I add in an additional column to the right of the keyword column – this is where I mark whether I think the keyword would be a good one to include in the account or not. If it is, I’ll add a “1” in that column.
After I’ve gone through them all, I filter out the blanks so I can focus on just the keywords I’ve picked out. Then I’ll sort them into ad groups by major themes. I usually end up with very large ad groups initially, so I’ll break them into smaller ad groups as I spot more themes. At JDM, we like to keep our ad groups small so ads are highly tailored and relevant to the search terms.
After that, I’m done! I clean it up for clients by transferring it to a Google sheet and only show the data they need to see. Typically that consists of campaign, ad group, keyword, and volume.
2. Writing Relevant and Effective Ads
I love writing search ad copy. This is when I get to be creative! Here at JDM, we tailor our ad copy to our ad groups so it’s as highly targeted as possible.
Our general search ad guidelines are as follows:
Headline 1: Ad Group term (this is why it’s important to have small, specific ad groups)
Headline 2: Company/Product
Headline 3: Unique selling point or benefit to user
Description 1: Mention the company name here and list more USPs or other reasons why the user should click, optional CTA
Description 2: Add in more copy about why the user will love you, optional CTA
Keep in mind, Headline 3 and Description 2 don’t always show, so put in whatever is the most important for the user to see in Headlines 1 and 2 and Description 1.
Ads aren’t enough on their own. Ad extensions should also always be used such as sitelink extensions, callout extensions, price extensions, structured snippets, and call extensions.
Sitelink extensions are the most important no matter what your company or product is. These take up more real estate on the Search Engine Results Page (SERP), and give the users more opportunities to click through to the site.
3. Monitoring Campaign Performance Post-Launch
Launching new campaigns is exciting, especially when conversions start coming in. But how to monitor them initially isn’t always clear. What should you do post-launch to maximize campaign success?
Over the first couple of days of launch, I’ll keep a close eye on the search terms that are coming through. Whichever words are completely irrelevant, I’ll add to the account’s global negative list as a phrase match so our ads won’t show up if that phrase is in the query again.
Then I’ll start looking at the keyword bids. Normally I begin my campaigns with the Enhanced Cost-per-Click bidding strategy, and set all of my keywords at the same bid. When I review them after launch, I’ll start increasing bids on keywords that are below the first page bid. I want to give these keywords a chance to perform well.
Of course, keep these increases within a reasonable bid – if I initially bid $5, and first page bid is $25, I won’t increase it to $25. If there are qualified conversions coming through on cheaper keywords, then there’s no point in worrying about the more expensive ones.
Once I see conversions coming through, I double check this number with the client’s CRM or their Google Analytics to see if the conversions shown in Google Ads are matching up.

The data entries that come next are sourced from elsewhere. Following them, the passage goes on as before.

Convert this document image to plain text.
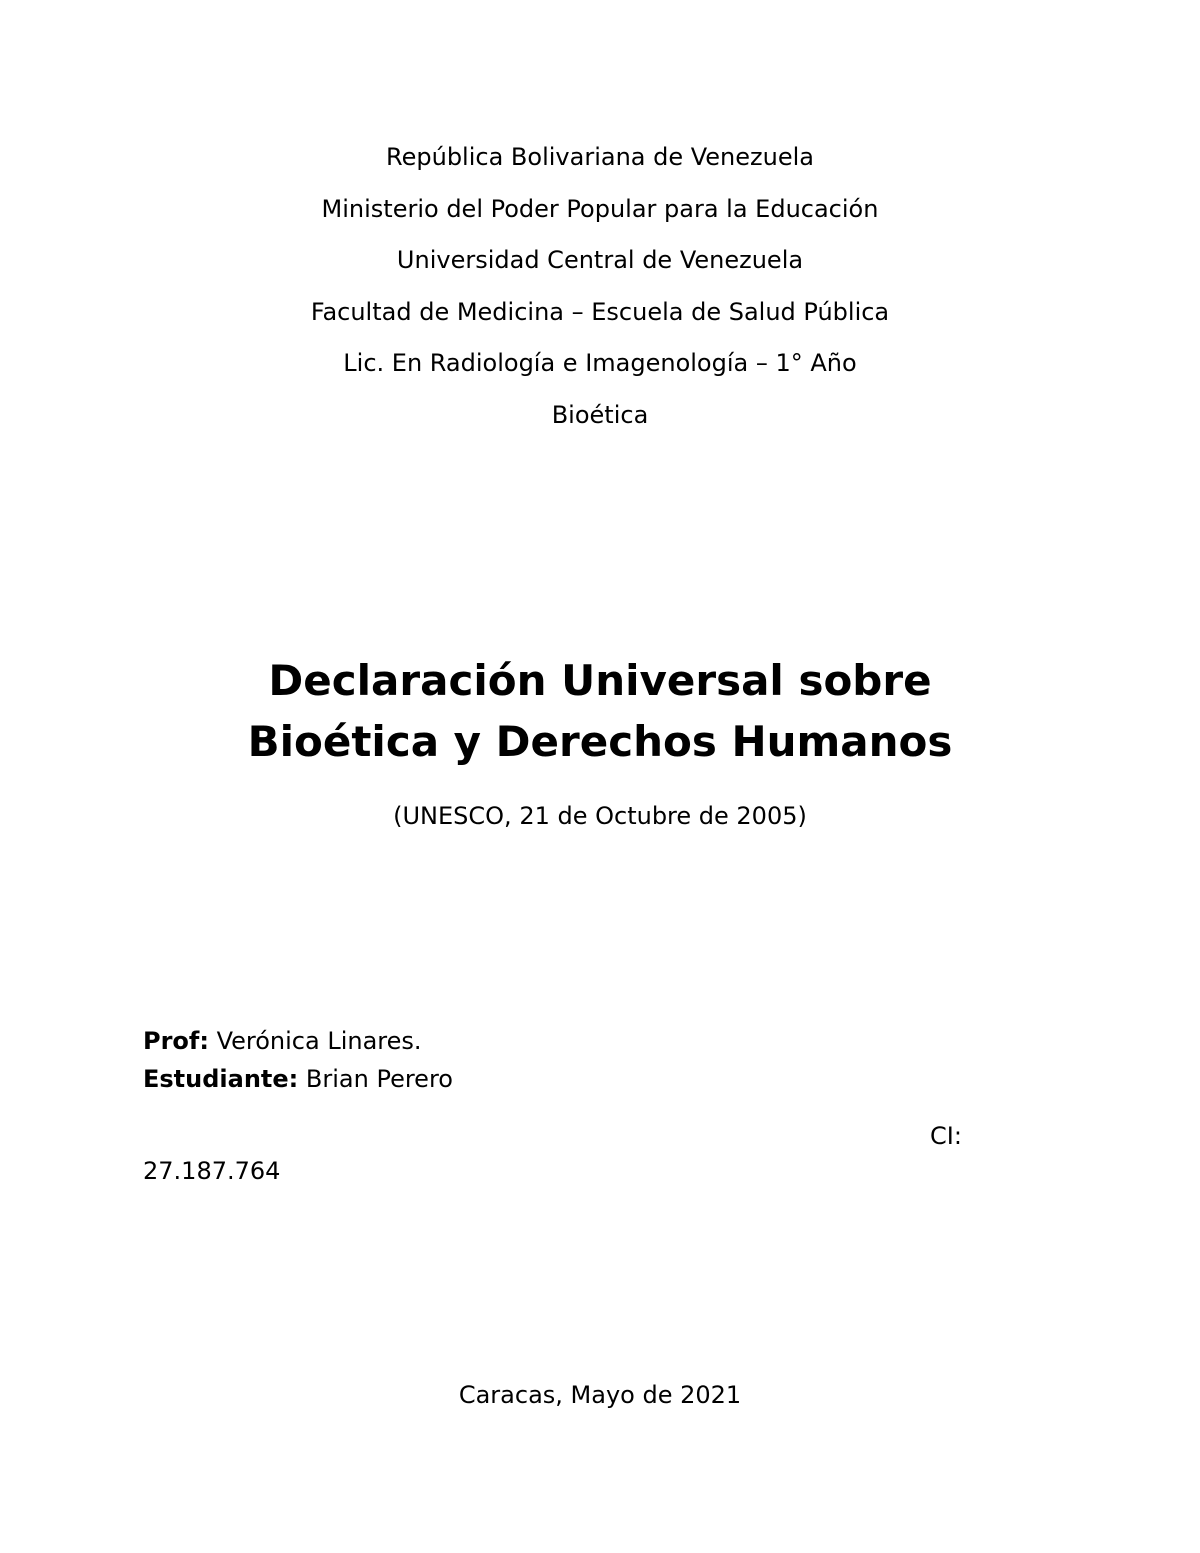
República Bolivariana de Venezuela
Ministerio del Poder Popular para la Educación
Universidad Central de Venezuela
Facultad de Medicina – Escuela de Salud Pública
Lic. En Radiología e Imagenología – 1° Año
Bioética
Declaración Universal sobre
Bioética y Derechos Humanos
(UNESCO, 21 de Octubre de 2005)
Prof: Verónica Linares.
Estudiante: Brian Perero
CI:
27.187.764
Caracas, Mayo de 2021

Numbers will never match up exactly between the UI and backend data, but the goal is to get them as close as possible. If there’s a big discrepancy, then tracking is likely off, and it’s time to do some digging.
There’s so much to Google Ads, and I’m not done learning (or ever will be). Relearning Google Ads by doing these tasks helped me better understand the platform and how to navigate it again after my hiatus. These tasks should be a good place for you to start, too!